From the above description of the embodiments, it will be apparent to those skilled in the art that the embodiments may be implemented by means of software plus necessary general hardware platforms, or of course may be implemented by means of hardware. Based on this understanding, the foregoing technical solution may be embodied essentially or in a part contributing to the prior art in the form of a software product, which may be stored in a computer readable storage medium, such as ROM/RAM, a magnetic disk, an optical disk, etc., including several instructions for causing a computer device (which may be a personal computer, a server, or a network device, etc.) to execute the method described in the respective embodiments or some parts of the embodiments.
Finally, it should be noted that: the above embodiments are only for illustrating the technical solution of the present invention, and are not limiting; although the invention has been described in detail with reference to the foregoing embodiments, it will be understood by those of ordinary skill in the art that: the technical scheme described in the foregoing embodiments can be modified or some technical features thereof can be replaced by equivalents; such modifications and substitutions do not depart from the spirit and scope of the technical solutions of the embodiments of the present invention.

Claims (17)

1. A method for link switching, comprising:
when determining that an original data link between a first target computing node and a second target computing node has a fault, acquiring a plurality of alternative paths between the first target computing node and the second target computing node, wherein each alternative path is formed by the data links between the plurality of computing nodes;
acquiring a path congestion value corresponding to each alternative path according to the data transmission load value of each computing node in each alternative path;
determining a target path from a plurality of alternative paths according to the path congestion value, and switching the original data link between the first target computing node and the second target computing node to the target path;
the method further comprises the steps of:
acquiring a first credit value variation and a second credit value variation, wherein the first credit value variation represents the variation of the credit value of the first target computing node in a preset period; the second credit value variation amount represents the variation amount of the credit value of the second target computing node in the preset period; the credit value is set based on the parallel calculation quantity of the calculation nodes, and comprises an input port credit value and an output port credit value;
Judging the fault condition of the original data link between the first target computing node and the second target computing node according to the first credit value variation and the second credit value variation, so as to execute data link switching operation on the first target computing node and the second target computing node under the condition that the fault exists;
before the path congestion value corresponding to each alternative path is obtained according to the data transmission load value of each computing node in each alternative path, the method further comprises:
based on the calculation nodes in each alternative path, acquiring the data transmission load value of each calculation node at the last moment in the preset period;
acquiring the total amount of the credit value change of the input port and the total amount of the credit value change of the output port of each computing node between the current moment and the last moment;
based on the ratio between the credit value change total amount of the input port and the credit value change total amount of the output port, acquiring the data transmission load value of each calculation node in each alternative path at the current moment through the data transmission load value of each calculation node at the last moment;
The obtaining the path congestion value corresponding to each alternative path according to the data transmission load value of each computing node in each alternative path includes:
calculating to obtain a link congestion value of a data link between each computing node and a corresponding next computing node according to the data transmission load value of each computing node in each alternative path and the data transmission load value and the credit value used amount of the next computing node corresponding to each computing node;
and obtaining the path congestion value corresponding to each alternative path according to the link congestion values of the data links among all the calculation nodes in each alternative path.

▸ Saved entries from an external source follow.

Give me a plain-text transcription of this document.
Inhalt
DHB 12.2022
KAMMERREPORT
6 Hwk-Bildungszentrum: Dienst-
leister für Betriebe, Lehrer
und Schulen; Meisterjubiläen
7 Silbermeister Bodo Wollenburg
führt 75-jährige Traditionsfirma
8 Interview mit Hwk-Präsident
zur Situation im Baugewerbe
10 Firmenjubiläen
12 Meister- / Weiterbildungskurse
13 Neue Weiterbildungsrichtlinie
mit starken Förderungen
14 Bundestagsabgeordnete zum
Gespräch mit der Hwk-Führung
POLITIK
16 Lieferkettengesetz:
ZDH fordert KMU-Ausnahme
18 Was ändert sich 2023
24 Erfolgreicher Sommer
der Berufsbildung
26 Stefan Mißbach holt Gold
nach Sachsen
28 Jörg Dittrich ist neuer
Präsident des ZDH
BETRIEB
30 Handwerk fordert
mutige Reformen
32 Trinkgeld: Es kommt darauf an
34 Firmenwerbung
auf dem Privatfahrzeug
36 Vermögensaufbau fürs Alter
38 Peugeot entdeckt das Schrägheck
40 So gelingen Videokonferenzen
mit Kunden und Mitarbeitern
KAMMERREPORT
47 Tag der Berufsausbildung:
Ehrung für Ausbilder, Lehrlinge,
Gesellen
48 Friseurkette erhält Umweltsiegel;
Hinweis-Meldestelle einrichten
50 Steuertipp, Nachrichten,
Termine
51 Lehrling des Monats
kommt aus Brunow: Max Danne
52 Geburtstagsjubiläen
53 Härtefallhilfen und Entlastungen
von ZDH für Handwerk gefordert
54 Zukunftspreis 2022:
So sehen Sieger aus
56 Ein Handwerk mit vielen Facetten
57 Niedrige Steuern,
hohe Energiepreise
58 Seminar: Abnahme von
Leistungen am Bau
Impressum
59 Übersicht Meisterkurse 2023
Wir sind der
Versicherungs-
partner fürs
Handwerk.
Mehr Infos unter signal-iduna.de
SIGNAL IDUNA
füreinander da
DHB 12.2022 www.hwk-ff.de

2. The link switching method according to claim 1, wherein determining a failure condition of the original data link between the first target computing node and the second target computing node according to the first credit value variation and the second credit value variation includes:
and judging whether the first credit value variation and the second credit value variation are preset values or not based on the preset period, and determining a fault condition according to a judging result.
3. The link switching method according to claim 2, wherein the determining, based on the preset period, whether the first credit value variation and the second credit value variation are preset values, and determining a fault condition according to a determination result, includes:
and if any credit value variation in the first credit value variation and the second credit value variation is 0 in the preset period, determining that the original data link between the first target computing node and the second target computing node has a fault.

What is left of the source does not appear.